There are obvious things you can do like walk the stairs if you’re on multiple levels. Walking to and from work if you’re close enough. But what if you’re on a single level or have to drive to get to work?
I bet you’d be surprised by how much movement you do in a day sitting at your desk. Remember, we’re not just tracking steps, we’re wanting to track movement. So how much movement can you do at a desk? Well, think about how much movement you’re doing when you type at your keyboard. Think about how much movement your wrist and arm does moving the mouse around. This is stuff not normally tracked by pedometers but devices like Apple Watch do. I’m not trying to sell you on the Apple Watch but any device that tracks ALL movements you make is much better because it can really motivate you.
For instance, typing that last paragraph burnt 45 Kilojoules. This sentence added another 10 Kj. If you’ve read any of my other posts you should be starting to get it into your head that movement is fat loss. In any one day you could burn off 1000 Kj just by typing all day.
However, here’s where it gets tricky. The movements you are doing are a lot, but they aren’t strenuous, so you need to temper that movement by not eating as much food because even though you’ve burnt off 1000 Kj, you haven’t really burnt that of as lots of fat.
Another way to get exercise in the office is to change your desk to a standing desk. Yes I know, those who use standing desks tend to be over zealous tedious people but think of how much muscle power you require to stand at your desk. To stand for 8 hours you need to move your feet for a bit to get blood flow back into them. That’s movement and as such movement is fat loss. We need to get this into our heads if we’re going to motivate ourselves better. At some stage though you are going to need to sit down so make sure you’ve got a comfortable stool to help.
Then there is lunchtime. Before eating just go for a walk instead of sitting at your desk to eat. Here in New Plymouth we have around 100 KMs of walkways and around the CBD there’s the Coastal Walkway where you can walk alongside the sea. It’s beautiful and easy and the sea air will refresh you. I’m sure where you live you’ve at least got a city block you could walk around.
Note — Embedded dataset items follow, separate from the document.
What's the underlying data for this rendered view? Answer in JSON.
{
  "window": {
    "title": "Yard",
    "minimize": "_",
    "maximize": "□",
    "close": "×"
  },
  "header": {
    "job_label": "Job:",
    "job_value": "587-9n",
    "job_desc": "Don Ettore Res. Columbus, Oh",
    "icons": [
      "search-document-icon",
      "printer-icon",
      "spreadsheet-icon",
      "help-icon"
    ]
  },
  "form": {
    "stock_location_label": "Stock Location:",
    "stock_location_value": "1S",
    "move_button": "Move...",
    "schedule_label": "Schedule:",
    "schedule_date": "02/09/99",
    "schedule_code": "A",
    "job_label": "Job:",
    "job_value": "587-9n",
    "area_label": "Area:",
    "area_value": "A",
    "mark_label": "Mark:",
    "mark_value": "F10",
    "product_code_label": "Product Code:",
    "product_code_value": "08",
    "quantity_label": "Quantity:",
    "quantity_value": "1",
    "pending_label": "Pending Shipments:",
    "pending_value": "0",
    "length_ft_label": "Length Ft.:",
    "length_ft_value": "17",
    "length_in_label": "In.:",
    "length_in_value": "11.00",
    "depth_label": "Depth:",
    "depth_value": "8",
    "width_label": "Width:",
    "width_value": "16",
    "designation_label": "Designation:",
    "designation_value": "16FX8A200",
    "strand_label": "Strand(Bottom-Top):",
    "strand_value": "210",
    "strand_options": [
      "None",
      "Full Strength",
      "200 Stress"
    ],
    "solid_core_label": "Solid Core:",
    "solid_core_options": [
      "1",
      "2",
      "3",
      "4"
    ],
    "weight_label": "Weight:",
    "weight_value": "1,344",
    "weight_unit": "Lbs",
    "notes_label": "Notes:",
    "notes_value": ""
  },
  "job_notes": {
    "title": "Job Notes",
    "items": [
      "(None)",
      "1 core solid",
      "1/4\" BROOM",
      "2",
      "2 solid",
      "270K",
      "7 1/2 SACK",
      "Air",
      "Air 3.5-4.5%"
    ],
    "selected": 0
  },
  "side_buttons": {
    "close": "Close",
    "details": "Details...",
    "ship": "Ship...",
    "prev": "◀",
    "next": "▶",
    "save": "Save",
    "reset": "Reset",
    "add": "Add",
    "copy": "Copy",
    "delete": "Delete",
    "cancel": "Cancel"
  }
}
Hell, just walk around the central area of your offices with a piece of paper. No one’s going to question you because you’ve got a piece of paper and therefore look busy but you’ll be getting a good deal of exercise doing it.
Even just pacing in your office is a good amount of movement. It helps you think and so you become even more productive.
Now for the caveat. I’m in no way saying all of this is going to beat going for long walks or going to the gym. What I’m trying to get you to see is that all of this is getting you moving and movement is fat loss. You can’t really do anything about how your job operates, but you can be smarter than just sitting at your desk all of the time.
If our goal is to eat less and move more then there are a million ways to move more. But get a smart watch like the Apple Watch that records movements not just steps. It’s imperative because otherwise there’s a lot of movement that you do that doesn’t get recorded. I’m now at 64 Kj at this point and I’m sitting on the pooper. It doesn’t sound like a lot but remember I’m sitting and typing and I’ve burned off almost 100Kj doing so.
All I then need to do is more exercise later on going for a walk. Although, I have to admit that as a postie I do get a lot of exercise in moving my motorcycle and delivering letters. In fact I’m doing more exercise riding a motorcycle than my wife is doing moving her body as a window washer.
And this is the point of this post. Movement is fat loss so we need to move more. Movement is anything that requires us moving our body. But get this, around 6000 Kj per day is required for our bodies to do nothing but exist. The vast majority of the Kilojoules / calories we ingest goes towards simply keeping us alive. Every bit of movement above and beyond that is icing on the cake so long as we don’t over consume with our food.
My goal on this journey is simply to eat less and move more. On Monday I will show you 2 months of data that will act as my control data. I’ll give you a little spoiler, it will be encouraging to all of you who might be starting this journey along with me. If so I will say welcome along and you’re doing better than you think you are.
You can do this even if you think your circumstances don’t allow it. They can and you can.